Of the total funds raised last year, VCs constituted $1.96 billion signaling growing investor interest in the country’s startup ecosystem.
“Fundraising is going on as usual,” said venture capitalist and former Infosys executive Mohandas Pai. “The year ahead is promising. Even as the dry powder in the market is estimated to be around $2-3 billion…funds could raise more as they can make calls,” he added.
The challenge, however, revolves around the “management ability of startups to grow, building teams, investing adequately for the future. High growth creates its own stress. The opportunity is unmet demand in the market and high growth,” said Pai.
Opportunities in India can currently be categorised in diverse segments. The first comprises established companies with stable cash flows. “These companies are darlings of PE firms wherein we are seeing total promoter exits,” said Vanvari, citing examples of giants such as Essel Propack, NIIT, Indiabulls Real Estate, GSK Consumer Healthcare, and Heinz, among others.

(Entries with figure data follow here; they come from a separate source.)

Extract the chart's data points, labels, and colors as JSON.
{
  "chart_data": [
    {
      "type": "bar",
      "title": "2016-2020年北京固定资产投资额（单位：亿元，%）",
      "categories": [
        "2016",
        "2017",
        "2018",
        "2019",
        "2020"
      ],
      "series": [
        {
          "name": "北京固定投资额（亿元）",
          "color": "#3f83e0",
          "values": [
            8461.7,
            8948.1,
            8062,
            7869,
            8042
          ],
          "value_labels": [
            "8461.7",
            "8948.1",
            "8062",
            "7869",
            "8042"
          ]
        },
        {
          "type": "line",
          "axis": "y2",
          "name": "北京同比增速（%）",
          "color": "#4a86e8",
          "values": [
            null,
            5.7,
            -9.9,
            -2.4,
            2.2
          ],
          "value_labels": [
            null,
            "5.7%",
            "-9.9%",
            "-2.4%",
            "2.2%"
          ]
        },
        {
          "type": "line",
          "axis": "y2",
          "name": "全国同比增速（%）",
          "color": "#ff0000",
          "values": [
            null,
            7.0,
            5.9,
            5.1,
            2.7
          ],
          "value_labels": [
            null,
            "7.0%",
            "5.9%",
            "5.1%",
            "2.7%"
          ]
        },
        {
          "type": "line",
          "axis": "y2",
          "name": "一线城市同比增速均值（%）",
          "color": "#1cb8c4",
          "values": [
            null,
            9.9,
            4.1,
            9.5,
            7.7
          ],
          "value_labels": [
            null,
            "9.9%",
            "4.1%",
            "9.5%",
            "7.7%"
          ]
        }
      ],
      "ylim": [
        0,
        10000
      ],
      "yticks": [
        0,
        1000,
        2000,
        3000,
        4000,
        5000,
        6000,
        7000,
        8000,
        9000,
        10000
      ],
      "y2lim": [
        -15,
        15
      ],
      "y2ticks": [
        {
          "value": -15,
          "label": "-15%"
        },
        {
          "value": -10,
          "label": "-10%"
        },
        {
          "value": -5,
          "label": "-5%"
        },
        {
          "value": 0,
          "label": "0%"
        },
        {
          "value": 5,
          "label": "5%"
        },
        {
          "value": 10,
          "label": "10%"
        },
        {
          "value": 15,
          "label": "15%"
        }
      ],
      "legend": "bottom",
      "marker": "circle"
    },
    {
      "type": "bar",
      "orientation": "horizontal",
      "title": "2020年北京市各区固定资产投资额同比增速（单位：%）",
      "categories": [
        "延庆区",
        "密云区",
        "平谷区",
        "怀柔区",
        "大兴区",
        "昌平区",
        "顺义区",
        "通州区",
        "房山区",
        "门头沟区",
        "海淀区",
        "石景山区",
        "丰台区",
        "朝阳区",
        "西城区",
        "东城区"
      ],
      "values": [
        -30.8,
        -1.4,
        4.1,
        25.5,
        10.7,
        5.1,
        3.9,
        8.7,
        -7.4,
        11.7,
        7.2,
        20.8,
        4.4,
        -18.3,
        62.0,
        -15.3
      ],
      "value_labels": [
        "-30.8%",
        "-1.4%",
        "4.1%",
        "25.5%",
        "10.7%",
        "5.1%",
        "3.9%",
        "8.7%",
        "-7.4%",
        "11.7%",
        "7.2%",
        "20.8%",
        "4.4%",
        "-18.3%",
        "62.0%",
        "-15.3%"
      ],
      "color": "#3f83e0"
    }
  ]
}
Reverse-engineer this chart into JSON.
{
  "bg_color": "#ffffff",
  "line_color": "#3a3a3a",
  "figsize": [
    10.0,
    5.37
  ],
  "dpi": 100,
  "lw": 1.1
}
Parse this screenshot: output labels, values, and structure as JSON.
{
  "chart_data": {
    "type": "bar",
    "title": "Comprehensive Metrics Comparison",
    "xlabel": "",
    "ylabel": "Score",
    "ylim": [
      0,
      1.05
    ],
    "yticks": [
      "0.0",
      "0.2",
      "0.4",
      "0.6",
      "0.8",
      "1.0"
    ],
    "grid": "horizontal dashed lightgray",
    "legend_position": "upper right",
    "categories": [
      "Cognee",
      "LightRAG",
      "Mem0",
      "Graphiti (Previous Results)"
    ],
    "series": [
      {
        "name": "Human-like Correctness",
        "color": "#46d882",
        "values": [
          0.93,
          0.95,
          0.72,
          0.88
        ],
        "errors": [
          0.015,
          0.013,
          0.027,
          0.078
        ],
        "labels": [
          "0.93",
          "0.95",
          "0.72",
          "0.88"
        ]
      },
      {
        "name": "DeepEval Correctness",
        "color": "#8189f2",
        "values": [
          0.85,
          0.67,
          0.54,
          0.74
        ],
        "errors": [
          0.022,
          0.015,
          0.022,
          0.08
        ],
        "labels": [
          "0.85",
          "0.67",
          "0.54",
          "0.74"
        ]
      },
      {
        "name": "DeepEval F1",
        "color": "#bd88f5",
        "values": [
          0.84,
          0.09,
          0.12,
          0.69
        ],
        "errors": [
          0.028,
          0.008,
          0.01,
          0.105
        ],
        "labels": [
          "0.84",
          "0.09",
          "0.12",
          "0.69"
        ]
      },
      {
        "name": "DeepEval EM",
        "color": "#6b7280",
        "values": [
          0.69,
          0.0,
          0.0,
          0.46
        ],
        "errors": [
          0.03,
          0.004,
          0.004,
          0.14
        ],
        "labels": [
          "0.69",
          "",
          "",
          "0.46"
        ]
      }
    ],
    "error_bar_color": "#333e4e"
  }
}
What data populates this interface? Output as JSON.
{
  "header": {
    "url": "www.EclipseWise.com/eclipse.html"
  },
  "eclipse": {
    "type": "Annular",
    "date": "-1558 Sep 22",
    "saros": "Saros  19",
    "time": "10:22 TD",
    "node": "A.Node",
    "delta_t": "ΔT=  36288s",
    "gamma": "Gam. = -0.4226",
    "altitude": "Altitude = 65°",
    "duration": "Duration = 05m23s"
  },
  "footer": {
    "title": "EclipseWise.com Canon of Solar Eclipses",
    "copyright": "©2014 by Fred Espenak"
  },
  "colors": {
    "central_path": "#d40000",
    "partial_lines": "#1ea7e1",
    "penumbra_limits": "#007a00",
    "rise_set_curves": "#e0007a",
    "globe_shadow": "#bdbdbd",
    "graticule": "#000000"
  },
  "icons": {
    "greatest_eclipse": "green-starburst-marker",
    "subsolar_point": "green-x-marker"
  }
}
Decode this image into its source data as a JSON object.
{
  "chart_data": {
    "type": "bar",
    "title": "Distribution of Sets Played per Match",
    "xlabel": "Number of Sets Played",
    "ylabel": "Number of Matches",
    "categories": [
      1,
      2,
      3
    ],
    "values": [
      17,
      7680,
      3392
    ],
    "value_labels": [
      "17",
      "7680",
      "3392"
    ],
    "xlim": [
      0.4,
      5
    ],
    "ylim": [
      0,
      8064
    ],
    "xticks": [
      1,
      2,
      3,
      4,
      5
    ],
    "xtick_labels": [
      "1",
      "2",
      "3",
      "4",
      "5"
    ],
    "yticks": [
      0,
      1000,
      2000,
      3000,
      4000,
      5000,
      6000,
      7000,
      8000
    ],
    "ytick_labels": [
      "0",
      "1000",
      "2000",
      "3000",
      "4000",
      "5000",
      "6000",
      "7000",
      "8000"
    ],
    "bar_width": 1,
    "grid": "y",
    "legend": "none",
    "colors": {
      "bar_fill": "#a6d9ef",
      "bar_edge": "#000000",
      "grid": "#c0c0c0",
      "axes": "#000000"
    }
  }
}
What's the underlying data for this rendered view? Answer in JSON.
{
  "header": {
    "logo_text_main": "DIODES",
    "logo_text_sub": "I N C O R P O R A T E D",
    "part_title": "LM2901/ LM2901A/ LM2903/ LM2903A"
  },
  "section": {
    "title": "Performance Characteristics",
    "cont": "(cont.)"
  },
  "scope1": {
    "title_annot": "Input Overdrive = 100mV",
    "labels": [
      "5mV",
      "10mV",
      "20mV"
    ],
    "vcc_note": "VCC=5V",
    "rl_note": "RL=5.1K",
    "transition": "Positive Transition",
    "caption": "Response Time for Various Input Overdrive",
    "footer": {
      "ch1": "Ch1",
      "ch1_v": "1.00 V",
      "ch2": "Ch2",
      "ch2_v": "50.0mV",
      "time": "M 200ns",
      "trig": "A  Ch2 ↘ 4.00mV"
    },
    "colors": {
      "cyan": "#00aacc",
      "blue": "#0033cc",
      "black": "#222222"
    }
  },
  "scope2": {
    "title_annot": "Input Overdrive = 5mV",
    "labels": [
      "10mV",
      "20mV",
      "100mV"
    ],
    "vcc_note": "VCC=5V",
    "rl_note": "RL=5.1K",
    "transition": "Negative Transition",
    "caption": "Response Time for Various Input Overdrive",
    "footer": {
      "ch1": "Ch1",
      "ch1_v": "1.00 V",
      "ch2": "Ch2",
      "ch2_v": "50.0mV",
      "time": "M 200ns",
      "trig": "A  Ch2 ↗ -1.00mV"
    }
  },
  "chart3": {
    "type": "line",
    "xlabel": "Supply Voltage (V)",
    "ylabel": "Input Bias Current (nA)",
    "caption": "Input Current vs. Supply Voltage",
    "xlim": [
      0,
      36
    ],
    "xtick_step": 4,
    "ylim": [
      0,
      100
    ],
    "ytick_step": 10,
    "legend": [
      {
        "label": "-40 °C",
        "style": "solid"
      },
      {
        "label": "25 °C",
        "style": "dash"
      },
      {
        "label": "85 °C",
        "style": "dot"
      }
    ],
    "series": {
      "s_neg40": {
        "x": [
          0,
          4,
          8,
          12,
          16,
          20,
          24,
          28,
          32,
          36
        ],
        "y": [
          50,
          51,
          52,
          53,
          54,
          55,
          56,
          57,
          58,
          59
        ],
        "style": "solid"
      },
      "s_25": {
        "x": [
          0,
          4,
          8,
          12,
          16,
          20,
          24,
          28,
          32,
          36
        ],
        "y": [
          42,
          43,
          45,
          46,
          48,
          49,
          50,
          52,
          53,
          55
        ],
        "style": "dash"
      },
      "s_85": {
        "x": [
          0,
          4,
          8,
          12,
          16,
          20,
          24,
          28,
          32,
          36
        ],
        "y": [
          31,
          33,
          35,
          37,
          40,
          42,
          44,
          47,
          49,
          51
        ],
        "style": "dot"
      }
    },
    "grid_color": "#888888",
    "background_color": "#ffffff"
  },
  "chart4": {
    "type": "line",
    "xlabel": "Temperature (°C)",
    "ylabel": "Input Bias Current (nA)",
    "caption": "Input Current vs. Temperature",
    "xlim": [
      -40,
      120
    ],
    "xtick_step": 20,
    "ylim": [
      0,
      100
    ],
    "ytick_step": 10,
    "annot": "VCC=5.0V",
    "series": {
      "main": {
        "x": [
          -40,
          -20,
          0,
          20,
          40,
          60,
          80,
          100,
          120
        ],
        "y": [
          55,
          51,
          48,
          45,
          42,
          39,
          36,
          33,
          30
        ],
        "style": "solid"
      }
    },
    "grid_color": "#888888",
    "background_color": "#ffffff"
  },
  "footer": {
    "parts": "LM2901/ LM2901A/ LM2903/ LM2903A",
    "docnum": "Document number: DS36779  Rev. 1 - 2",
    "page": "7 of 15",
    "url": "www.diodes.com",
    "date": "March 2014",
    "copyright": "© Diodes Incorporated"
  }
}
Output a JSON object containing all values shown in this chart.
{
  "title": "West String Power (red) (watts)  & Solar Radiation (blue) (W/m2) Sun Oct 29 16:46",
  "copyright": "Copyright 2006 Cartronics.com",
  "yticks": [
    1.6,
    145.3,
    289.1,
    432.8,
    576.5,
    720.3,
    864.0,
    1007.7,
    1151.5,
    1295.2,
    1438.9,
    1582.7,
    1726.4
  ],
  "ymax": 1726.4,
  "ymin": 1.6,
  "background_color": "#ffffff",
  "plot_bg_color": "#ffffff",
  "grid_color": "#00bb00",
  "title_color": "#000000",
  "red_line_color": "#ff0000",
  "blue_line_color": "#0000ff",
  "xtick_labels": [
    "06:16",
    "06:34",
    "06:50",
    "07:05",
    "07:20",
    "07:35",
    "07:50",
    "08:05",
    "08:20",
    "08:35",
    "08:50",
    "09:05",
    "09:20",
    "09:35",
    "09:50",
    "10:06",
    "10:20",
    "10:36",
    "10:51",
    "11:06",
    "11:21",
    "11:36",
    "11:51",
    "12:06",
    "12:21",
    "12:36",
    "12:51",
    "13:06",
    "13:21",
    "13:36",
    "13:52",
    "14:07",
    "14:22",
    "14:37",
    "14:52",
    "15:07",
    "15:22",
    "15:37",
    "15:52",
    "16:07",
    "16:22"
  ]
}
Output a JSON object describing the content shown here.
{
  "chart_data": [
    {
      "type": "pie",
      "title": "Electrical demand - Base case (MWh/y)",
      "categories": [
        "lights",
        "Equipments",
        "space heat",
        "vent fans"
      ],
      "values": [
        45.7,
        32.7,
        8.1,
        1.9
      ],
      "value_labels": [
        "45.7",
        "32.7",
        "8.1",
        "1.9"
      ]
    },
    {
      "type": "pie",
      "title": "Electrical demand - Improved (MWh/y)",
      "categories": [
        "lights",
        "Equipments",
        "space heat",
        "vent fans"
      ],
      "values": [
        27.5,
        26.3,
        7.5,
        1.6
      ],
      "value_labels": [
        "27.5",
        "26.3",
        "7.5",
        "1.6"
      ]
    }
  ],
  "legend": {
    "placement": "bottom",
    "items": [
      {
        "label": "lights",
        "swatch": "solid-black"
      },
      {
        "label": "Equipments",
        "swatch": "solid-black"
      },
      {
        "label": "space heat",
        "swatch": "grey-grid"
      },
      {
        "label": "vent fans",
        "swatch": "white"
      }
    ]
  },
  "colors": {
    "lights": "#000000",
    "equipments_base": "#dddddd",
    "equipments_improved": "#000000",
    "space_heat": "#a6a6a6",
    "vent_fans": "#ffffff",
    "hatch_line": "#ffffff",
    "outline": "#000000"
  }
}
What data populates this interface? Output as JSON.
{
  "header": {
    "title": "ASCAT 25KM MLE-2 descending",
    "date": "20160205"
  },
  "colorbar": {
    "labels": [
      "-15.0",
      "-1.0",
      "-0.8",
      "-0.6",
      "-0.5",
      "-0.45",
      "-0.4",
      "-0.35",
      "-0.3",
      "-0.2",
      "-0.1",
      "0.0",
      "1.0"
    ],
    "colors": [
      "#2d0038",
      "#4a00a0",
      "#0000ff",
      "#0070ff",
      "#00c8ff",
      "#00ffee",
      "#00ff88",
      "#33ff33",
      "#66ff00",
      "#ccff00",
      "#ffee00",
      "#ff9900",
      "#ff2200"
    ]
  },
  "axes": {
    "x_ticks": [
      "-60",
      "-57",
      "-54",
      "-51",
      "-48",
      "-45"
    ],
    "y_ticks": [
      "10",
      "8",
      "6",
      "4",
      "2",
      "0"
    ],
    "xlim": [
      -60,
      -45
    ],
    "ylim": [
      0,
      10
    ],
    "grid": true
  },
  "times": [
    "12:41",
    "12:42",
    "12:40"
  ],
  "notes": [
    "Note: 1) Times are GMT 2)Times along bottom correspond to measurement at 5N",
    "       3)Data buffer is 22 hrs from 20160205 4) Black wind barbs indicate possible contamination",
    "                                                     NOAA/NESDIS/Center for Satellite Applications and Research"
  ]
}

The second category captures the likes of ‘new-age growth companies’ such as Ola, Licious and Swiggy, which are seeing increased VC interest.
The third category features the growing number of cases under the Insolvency and Bankruptcy Code (IBC) that are gaining steam. This perhaps explains the much-talked-about $613-million acquisition of Ruchi Soya by Patanjali Ayurved in November 2019 that went on to become the largest deal of the month.
And finally, there is the traditional category, which is awaiting to see a few ‘big deals’. This primarily includes sectors such as infrastructure and energy, where regulations play a significant role. Deals (that are stressed) will see the light of the day but may take time.
“In terms of traditional PE activity, investors “will have an active pipeline across distress situations from domestic groups, which will see the sale of crown jewels of companies or division sales. Going forward, traditional growth capital PEs are expected to focus on liquid instruments such as pre-IPO and PIPE deals,” said Gopal Agrawal, co-head, investment banking at Edelweiss.
In terms of PE and VC funding, there has been a 56 per cent jump in deal value in 2019 despite a marginal 2 per cent increase in deal volumes, according to a report published by Grant Thornton. Between January and November 2019, PE and VC firms invested as much as $31,303 million as against $18,493 million invested in the same period in 2018.